Suggested books on Plath:
Bitter Fame. Anne Stevenson.
The Silent Woman: Sylvia Plath and Ted Hughes. Janet Malcolm. New York: Knopf, 1993.
Plath's husband, Ted Hughes, wrote that the Ariel poems published after her death in 1965 are a record of a "real self" finding expression and emerging from among her warring "false selves."
Plath committed suicide, in February of 1963, by putting her head in a gas oven. Her two small children were asleep at the time and she had sealed their room against the fumes. She left milk and bread near their beds for them to eat when they woke.
She and Ted Hughes had been married for six years; but they had separated the previous fall because of an affair Hughes was having with another woman. Hughes left her in their cottage in Devon with two small children, one a baby, and not much domestic help. In spite of these hardships, Plath began to rise at five in the morning to write before her day began caring for the children. The poems she wrote -- with an almost frightening speed and energy -- in these last months were the making of her reputation as a poet. After a few months, she left Devon and spent one freezing winter in London trying to put her life together.

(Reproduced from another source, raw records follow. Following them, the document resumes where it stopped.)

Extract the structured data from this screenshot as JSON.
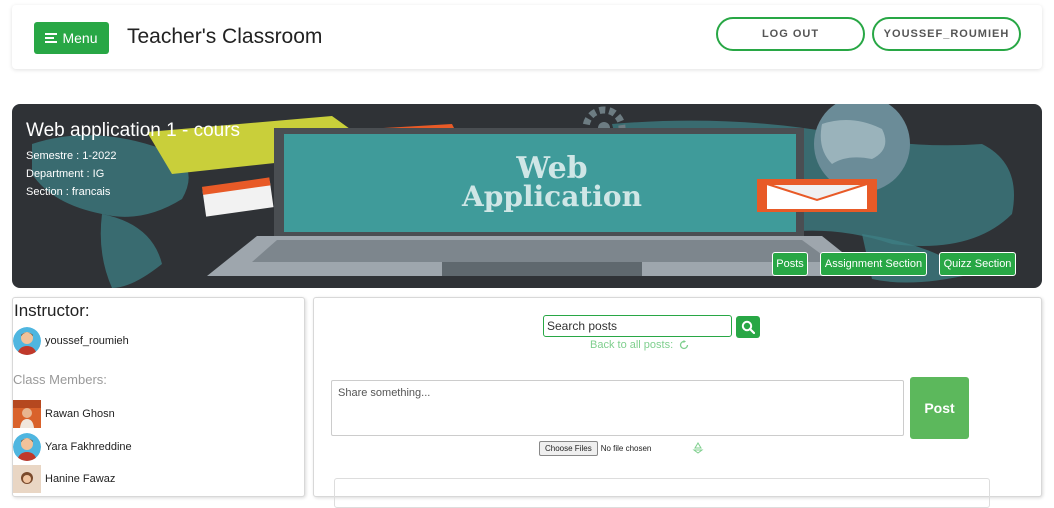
{
  "header": {
    "menu_label": "Menu",
    "app_title": "Teacher's Classroom",
    "logout_label": "LOG OUT",
    "user_label": "YOUSSEF_ROUMIEH"
  },
  "banner": {
    "title": "Web application 1 - cours",
    "semester": "Semestre : 1-2022",
    "department": "Department : IG",
    "section": "Section : francais",
    "image_text_line1": "Web",
    "image_text_line2": "Application",
    "buttons": {
      "posts": "Posts",
      "assignment": "Assignment Section",
      "quizz": "Quizz Section"
    }
  },
  "sidebar": {
    "instructor_label": "Instructor:",
    "instructor_name": "youssef_roumieh",
    "members_label": "Class Members:",
    "members": [
      "Rawan Ghosn",
      "Yara Fakhreddine",
      "Hanine Fawaz"
    ]
  },
  "feed": {
    "search_placeholder": "Search posts",
    "back_label": "Back to all posts:",
    "share_placeholder": "Share something...",
    "post_label": "Post",
    "choose_files_label": "Choose Files",
    "no_file_label": "No file chosen"
  },
  "colors": {
    "accent": "#28a745",
    "banner_bg": "#2f3236"
  },
  "icons": {
    "menu": "menu-bars-icon",
    "search": "search-icon",
    "refresh": "refresh-icon",
    "recycle": "recycle-icon"
  }
}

Plath's early years were not serene. At the age of 9, her father, a German professor of biology, died, and she and her brother were raised by their hardworking mother who made her living as a business teacher. Extremely gifted, Plath always strove to be the best in everything she did. She was the classic overachiever, winning every award but putting enormous pressure on herself. During her university days as a student at Smith College she took an overdose and crawled under the house to die. Fortunately, she was found in time and sent to a sanitarium to recover. She recorded her experiences as a mental patient in the novel, The Bell Jar.
After recovering from her breakdown, she won a scholarship, a Fulbright, to Cambridge University in England. There she met her future husband who had already received some recognition as a poet. Ted Hughes was wildly attractive to women and Sylvia was never very stable, a disastrous convergence.
In 1968, while teaching in America, she studied with the poet Robert Lowell whose book of poems, Life Studies, broke new ground in poetry. Gone was the impersonal style of Eliot; Lowell's poetry was confessional.
Plath published her first book of poems in 1960; she had two children in 1960 and 1962.
Plath had as complicated relationship to her mother. (See samples of her Letters Home ) Though she wrote almost daily to her mother, she resented her mother's visiting in England; she always reported her successes, sometimes bragging, but she never confided in her mother her true feelings. The letters she wrote her mother portray a wildly different person than do the poems she was writing at the same time.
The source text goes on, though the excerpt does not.